Friday, October 4, 2013

Leaf Peeping

My wife Sandra and I took our annual leaf peeping trip and, as usual, it was early in October.  We found a reasonably good mix of peak leaf changes and some that had already passed peak.  For the most part, the changes in Western Maine and Northern New Hampshire didn't disappoint us.

For the first time, though, I saw for myself why folk who live in the affected areas complain about the introduction of wind mills to the Maine mountains.  "Oh!  Look!" I said as we drove along one of my favorite leaf peeping routes, Maine 17 between Mexico and Rangeley.  I didn't count them, but there must have been 7 to 10 of them slowly spinning their huge blades.

These are just two of the several wind mills along a ridge on the
nearby mountain.  Many of them were much higher than these.
Nevertheless, the once beautiful sight along the route is now
dominated by the whirling dervishes.
Our first reaction was that they certainly didn't look too bad sitting up there and we couldn't hear any of the noise that local residents complain about.  But they did dominate the view.  Perhaps if we lived on that road, or others with that white spinning picture, we would have felt differently.  As we drove past a beautifully kept home facing the mountains, I began to understand at least one of the objections. 

The hard work the family, and many others along the route, had done to get the magnificent view of the mountains was now diminished by having to constantly look at those towering wind mills.  Of course I don't live there and we didn't stop to talk about them with anyone since this was a just a pleasure trip and not one for research, so there is always the possibility I'm wrong and the the electricity producers were providing money to lower taxes.  From all I've read, I doubt they were lowering the cost of electricity.

I would not want a wind mill farm in my neighborhood.

There was another topic which caused me to do some thinking, too.  I never realized the cost of gasoline was so wide spread in Maine.  We saw gas stations selling gas ranging in price from a three dollars 30.9 cents a gallon to three dollars 99.9 cents.  That makes no sense, thought I.  In one town, South Paris I think, the prices ranged in a two or three block section of Route 26 from the low of $3.309 to $3.959.  That last one was at one of the largest, if not the largest, distributor in Maine.

The highest, though, was just a tenth of a cent below four dollars in or near Canton, a town between Turner and Mexico.

Those prices got me to thinking about the prices just in Greater Portland which vary widely from station to station.  What it all said to me was, "This confirms what we all know and have suspected for years, the price of gasoline is purely artificial."  But then again, what prices aren't?

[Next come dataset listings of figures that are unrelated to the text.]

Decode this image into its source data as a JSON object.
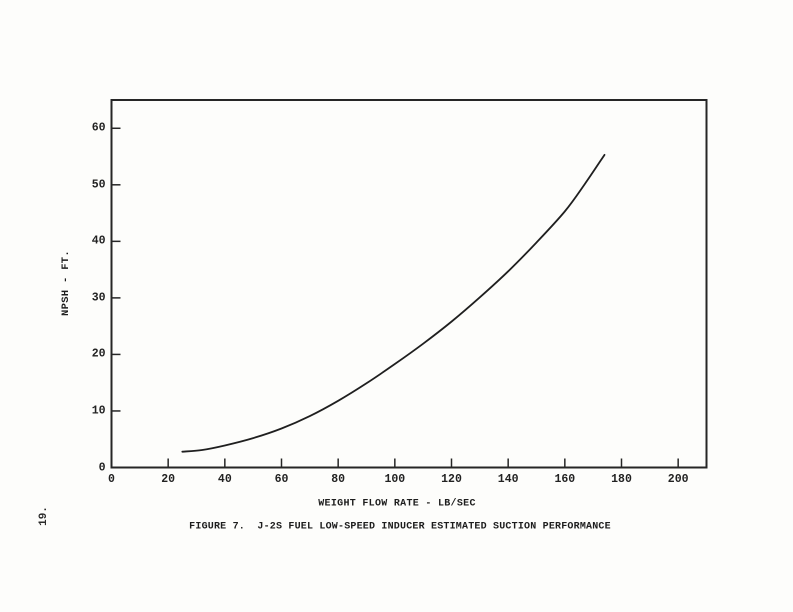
{
  "page": {
    "page_number_label": "19.",
    "paper_color": "#fdfdfb",
    "ink_color": "#1f1f1f"
  },
  "figure": {
    "caption": "FIGURE 7.  J-2S FUEL LOW-SPEED INDUCER ESTIMATED SUCTION PERFORMANCE"
  },
  "chart_data": {
    "type": "line",
    "title": "FIGURE 7.  J-2S FUEL LOW-SPEED INDUCER ESTIMATED SUCTION PERFORMANCE",
    "xlabel": "WEIGHT FLOW RATE - LB/SEC",
    "ylabel": "NPSH - FT.",
    "xlim": [
      0,
      210
    ],
    "ylim": [
      0,
      65
    ],
    "x_ticks": [
      0,
      20,
      40,
      60,
      80,
      100,
      120,
      140,
      160,
      180,
      200
    ],
    "y_ticks": [
      0,
      10,
      20,
      30,
      40,
      50,
      60
    ],
    "grid": false,
    "legend": "none",
    "line_color": "#1f1f1f",
    "series": [
      {
        "name": "estimated suction performance",
        "points": [
          [
            25,
            2.8
          ],
          [
            32,
            3.1
          ],
          [
            40,
            3.9
          ],
          [
            50,
            5.2
          ],
          [
            60,
            6.9
          ],
          [
            70,
            9.1
          ],
          [
            80,
            11.8
          ],
          [
            90,
            14.9
          ],
          [
            100,
            18.3
          ],
          [
            110,
            21.9
          ],
          [
            120,
            25.8
          ],
          [
            130,
            30.1
          ],
          [
            140,
            34.7
          ],
          [
            150,
            39.8
          ],
          [
            160,
            45.3
          ],
          [
            167,
            50.1
          ],
          [
            174,
            55.3
          ]
        ]
      }
    ]
  }
}
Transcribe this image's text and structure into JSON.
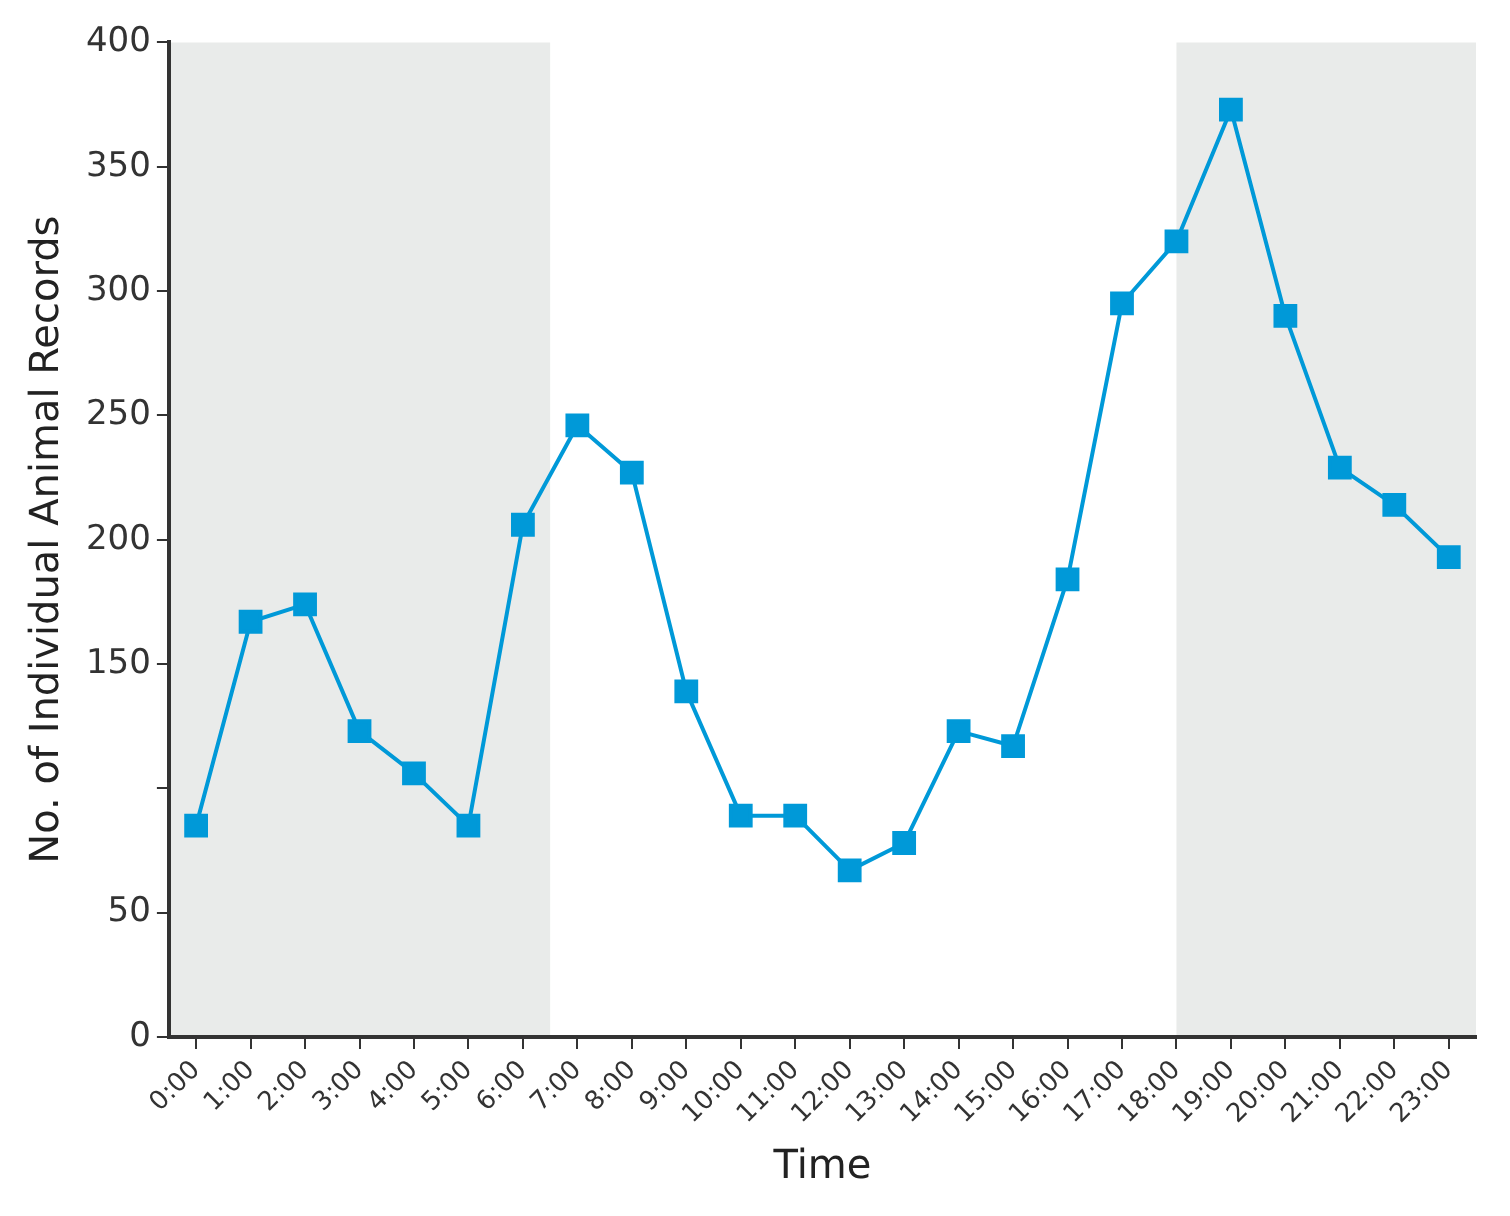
{
  "chart_data": {
    "type": "line",
    "xlabel": "Time",
    "ylabel": "No. of Individual Animal Records",
    "x": [
      0,
      1,
      2,
      3,
      4,
      5,
      6,
      7,
      8,
      9,
      10,
      11,
      12,
      13,
      14,
      15,
      16,
      17,
      18,
      19,
      20,
      21,
      22,
      23
    ],
    "series": [
      {
        "color": "#0099d8",
        "values": [
          85,
          167,
          174,
          123,
          106,
          85,
          206,
          246,
          227,
          139,
          89,
          89,
          67,
          78,
          123,
          117,
          184,
          295,
          320,
          373,
          290,
          229,
          214,
          193
        ]
      }
    ],
    "xlim": [
      -0.5,
      23.5
    ],
    "xticks": [
      {
        "value": 0,
        "label": "0:00"
      },
      {
        "value": 1,
        "label": "1:00"
      },
      {
        "value": 2,
        "label": "2:00"
      },
      {
        "value": 3,
        "label": "3:00"
      },
      {
        "value": 4,
        "label": "4:00"
      },
      {
        "value": 5,
        "label": "5:00"
      },
      {
        "value": 6,
        "label": "6:00"
      },
      {
        "value": 7,
        "label": "7:00"
      },
      {
        "value": 8,
        "label": "8:00"
      },
      {
        "value": 9,
        "label": "9:00"
      },
      {
        "value": 10,
        "label": "10:00"
      },
      {
        "value": 11,
        "label": "11:00"
      },
      {
        "value": 12,
        "label": "12:00"
      },
      {
        "value": 13,
        "label": "13:00"
      },
      {
        "value": 14,
        "label": "14:00"
      },
      {
        "value": 15,
        "label": "15:00"
      },
      {
        "value": 16,
        "label": "16:00"
      },
      {
        "value": 17,
        "label": "17:00"
      },
      {
        "value": 18,
        "label": "18:00"
      },
      {
        "value": 19,
        "label": "19:00"
      },
      {
        "value": 20,
        "label": "20:00"
      },
      {
        "value": 21,
        "label": "21:00"
      },
      {
        "value": 22,
        "label": "22:00"
      },
      {
        "value": 23,
        "label": "23:00"
      }
    ],
    "ylim": [
      0,
      400
    ],
    "yticks": [
      0,
      50,
      {
        "value": 100,
        "label": null
      },
      150,
      200,
      250,
      300,
      350,
      400
    ],
    "bands": [
      {
        "axis": "x",
        "from": -0.5,
        "to": 6.5,
        "color": "#e9ebea"
      },
      {
        "axis": "x",
        "from": 18,
        "to": 23.5,
        "color": "#e9ebea"
      }
    ],
    "grid": false,
    "legend": false,
    "marker": "square",
    "line_style": "solid"
  }
}
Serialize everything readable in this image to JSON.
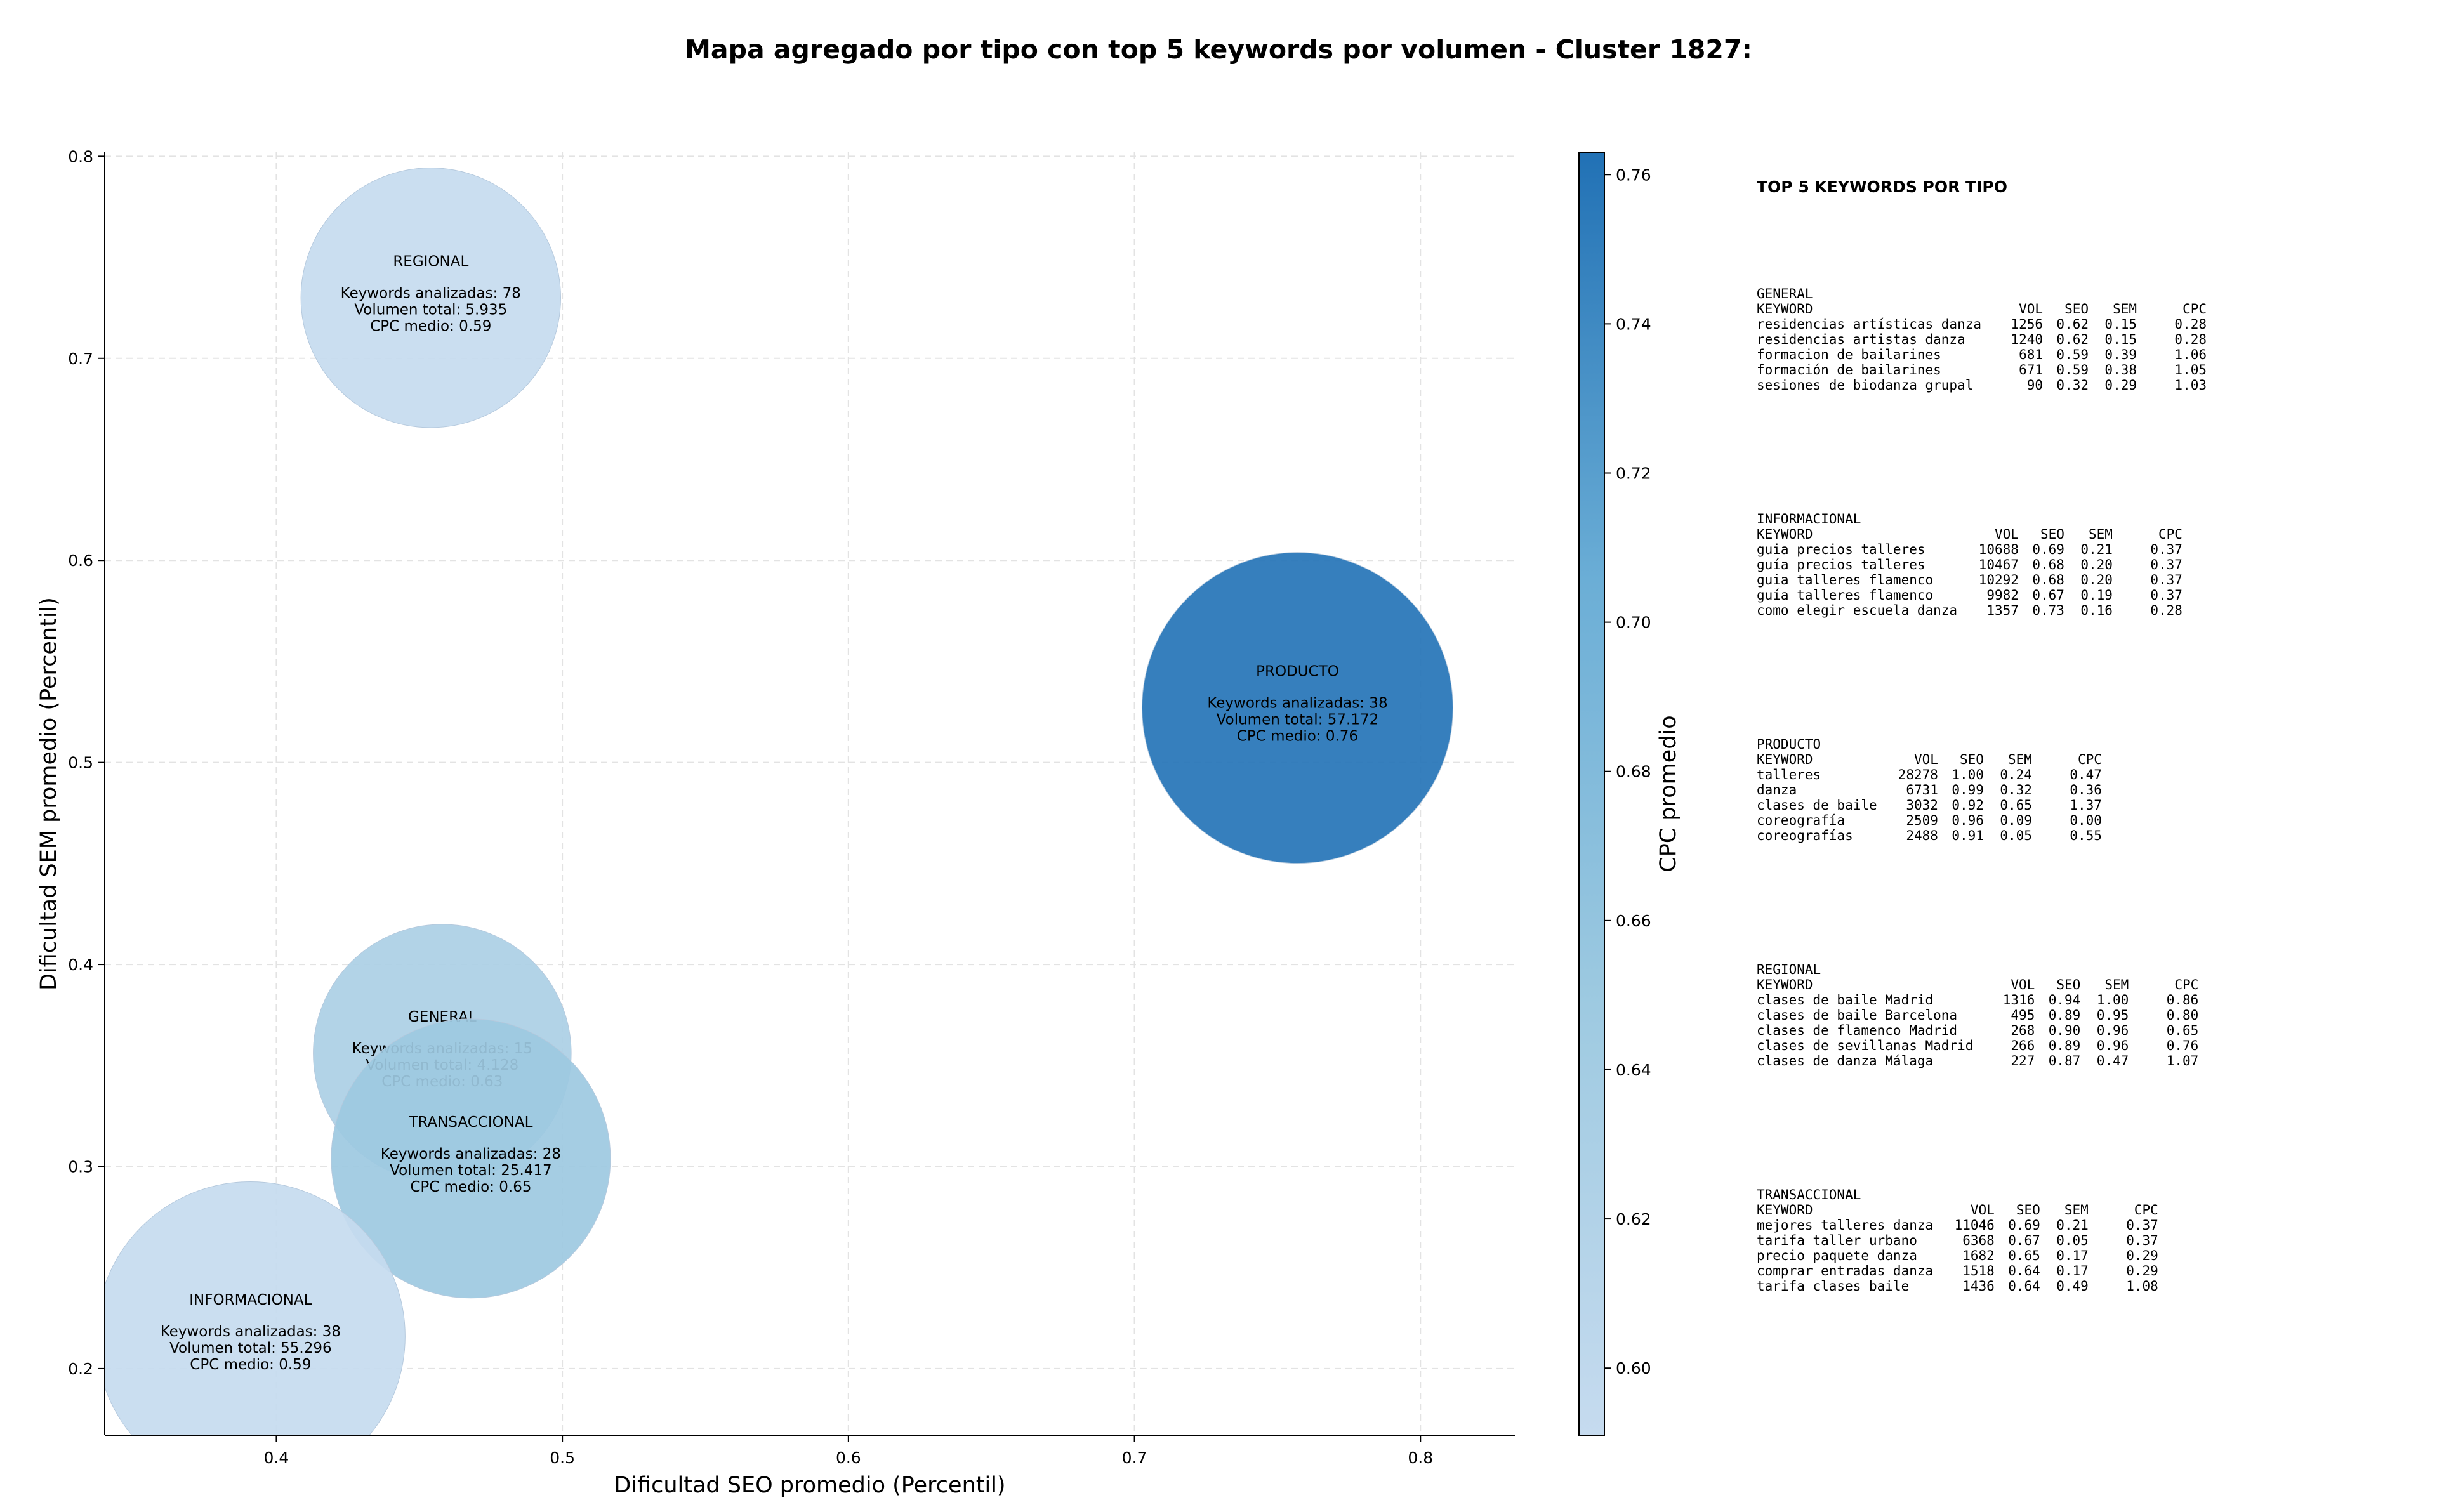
{
  "chart_data": {
    "type": "scatter",
    "title": "Mapa agregado por tipo con top 5 keywords por volumen - Cluster 1827:",
    "xlabel": "Dificultad SEO promedio (Percentil)",
    "ylabel": "Dificultad SEM promedio (Percentil)",
    "xlim": [
      0.34,
      0.833
    ],
    "ylim": [
      0.167,
      0.802
    ],
    "xticks": [
      0.4,
      0.5,
      0.6,
      0.7,
      0.8
    ],
    "yticks": [
      0.2,
      0.3,
      0.4,
      0.5,
      0.6,
      0.7,
      0.8
    ],
    "grid": true,
    "colorbar": {
      "label": "CPC promedio",
      "min": 0.591,
      "max": 0.763,
      "ticks": [
        0.6,
        0.62,
        0.64,
        0.66,
        0.68,
        0.7,
        0.72,
        0.74,
        0.76
      ],
      "colors": [
        "#c6dbef",
        "#9ecae1",
        "#6baed6",
        "#2171b5"
      ]
    },
    "points": [
      {
        "label": "REGIONAL",
        "x": 0.454,
        "y": 0.73,
        "keywords": "Keywords analizadas: 78",
        "volume_text": "Volumen total: 5.935",
        "cpc_text": "CPC medio: 0.59",
        "cpc": 0.59,
        "volume": 5935
      },
      {
        "label": "PRODUCTO",
        "x": 0.757,
        "y": 0.527,
        "keywords": "Keywords analizadas: 38",
        "volume_text": "Volumen total: 57.172",
        "cpc_text": "CPC medio: 0.76",
        "cpc": 0.76,
        "volume": 57172
      },
      {
        "label": "GENERAL",
        "x": 0.458,
        "y": 0.356,
        "keywords": "Keywords analizadas: 15",
        "volume_text": "Volumen total: 4.128",
        "cpc_text": "CPC medio: 0.63",
        "cpc": 0.63,
        "volume": 4128
      },
      {
        "label": "TRANSACCIONAL",
        "x": 0.468,
        "y": 0.304,
        "keywords": "Keywords analizadas: 28",
        "volume_text": "Volumen total: 25.417",
        "cpc_text": "CPC medio: 0.65",
        "cpc": 0.65,
        "volume": 25417
      },
      {
        "label": "INFORMACIONAL",
        "x": 0.391,
        "y": 0.216,
        "keywords": "Keywords analizadas: 38",
        "volume_text": "Volumen total: 55.296",
        "cpc_text": "CPC medio: 0.59",
        "cpc": 0.59,
        "volume": 55296
      }
    ]
  },
  "top_keywords": {
    "title": "TOP 5 KEYWORDS POR TIPO",
    "header": {
      "keyword": "KEYWORD",
      "vol": "VOL",
      "seo": "SEO",
      "sem": "SEM",
      "cpc": "CPC"
    },
    "groups": [
      {
        "name": "GENERAL",
        "rows": [
          {
            "keyword": "residencias artísticas danza",
            "vol": "1256",
            "seo": "0.62",
            "sem": "0.15",
            "cpc": "0.28"
          },
          {
            "keyword": "residencias artistas danza",
            "vol": "1240",
            "seo": "0.62",
            "sem": "0.15",
            "cpc": "0.28"
          },
          {
            "keyword": "formacion de bailarines",
            "vol": "681",
            "seo": "0.59",
            "sem": "0.39",
            "cpc": "1.06"
          },
          {
            "keyword": "formación de bailarines",
            "vol": "671",
            "seo": "0.59",
            "sem": "0.38",
            "cpc": "1.05"
          },
          {
            "keyword": "sesiones de biodanza grupal",
            "vol": "90",
            "seo": "0.32",
            "sem": "0.29",
            "cpc": "1.03"
          }
        ]
      },
      {
        "name": "INFORMACIONAL",
        "rows": [
          {
            "keyword": "guia precios talleres",
            "vol": "10688",
            "seo": "0.69",
            "sem": "0.21",
            "cpc": "0.37"
          },
          {
            "keyword": "guía precios talleres",
            "vol": "10467",
            "seo": "0.68",
            "sem": "0.20",
            "cpc": "0.37"
          },
          {
            "keyword": "guia talleres flamenco",
            "vol": "10292",
            "seo": "0.68",
            "sem": "0.20",
            "cpc": "0.37"
          },
          {
            "keyword": "guía talleres flamenco",
            "vol": "9982",
            "seo": "0.67",
            "sem": "0.19",
            "cpc": "0.37"
          },
          {
            "keyword": "como elegir escuela danza",
            "vol": "1357",
            "seo": "0.73",
            "sem": "0.16",
            "cpc": "0.28"
          }
        ]
      },
      {
        "name": "PRODUCTO",
        "rows": [
          {
            "keyword": "talleres",
            "vol": "28278",
            "seo": "1.00",
            "sem": "0.24",
            "cpc": "0.47"
          },
          {
            "keyword": "danza",
            "vol": "6731",
            "seo": "0.99",
            "sem": "0.32",
            "cpc": "0.36"
          },
          {
            "keyword": "clases de baile",
            "vol": "3032",
            "seo": "0.92",
            "sem": "0.65",
            "cpc": "1.37"
          },
          {
            "keyword": "coreografía",
            "vol": "2509",
            "seo": "0.96",
            "sem": "0.09",
            "cpc": "0.00"
          },
          {
            "keyword": "coreografías",
            "vol": "2488",
            "seo": "0.91",
            "sem": "0.05",
            "cpc": "0.55"
          }
        ]
      },
      {
        "name": "REGIONAL",
        "rows": [
          {
            "keyword": "clases de baile Madrid",
            "vol": "1316",
            "seo": "0.94",
            "sem": "1.00",
            "cpc": "0.86"
          },
          {
            "keyword": "clases de baile Barcelona",
            "vol": "495",
            "seo": "0.89",
            "sem": "0.95",
            "cpc": "0.80"
          },
          {
            "keyword": "clases de flamenco Madrid",
            "vol": "268",
            "seo": "0.90",
            "sem": "0.96",
            "cpc": "0.65"
          },
          {
            "keyword": "clases de sevillanas Madrid",
            "vol": "266",
            "seo": "0.89",
            "sem": "0.96",
            "cpc": "0.76"
          },
          {
            "keyword": "clases de danza Málaga",
            "vol": "227",
            "seo": "0.87",
            "sem": "0.47",
            "cpc": "1.07"
          }
        ]
      },
      {
        "name": "TRANSACCIONAL",
        "rows": [
          {
            "keyword": "mejores talleres danza",
            "vol": "11046",
            "seo": "0.69",
            "sem": "0.21",
            "cpc": "0.37"
          },
          {
            "keyword": "tarifa taller urbano",
            "vol": "6368",
            "seo": "0.67",
            "sem": "0.05",
            "cpc": "0.37"
          },
          {
            "keyword": "precio paquete danza",
            "vol": "1682",
            "seo": "0.65",
            "sem": "0.17",
            "cpc": "0.29"
          },
          {
            "keyword": "comprar entradas danza",
            "vol": "1518",
            "seo": "0.64",
            "sem": "0.17",
            "cpc": "0.29"
          },
          {
            "keyword": "tarifa clases baile",
            "vol": "1436",
            "seo": "0.64",
            "sem": "0.49",
            "cpc": "1.08"
          }
        ]
      }
    ]
  }
}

I'm just a simple consumer and don't give a tinker's whistle about all the excuses.  My only concern is how much I have to pay.  Ask any gas person why the prices are so darn high or why there's so much variation between them, and they'll tell you about the many variables that go into pricing.  They love those variables because they can be set at whatever they want.  In the end, they'd have a hard time convincing me the high prices are necessary except to line some pockets.

And why are the prices so much lower in York and other counties than they are in Cumberland?  One very visible company has different prices at several stations in just a short distance between Portland and Biddeford.  Guess where the highest ones are.

Back to leaf peeping:  It's getting late and the change to dull is already prominent in many places.  If you're a leaf peeper, time is running out for the best colors.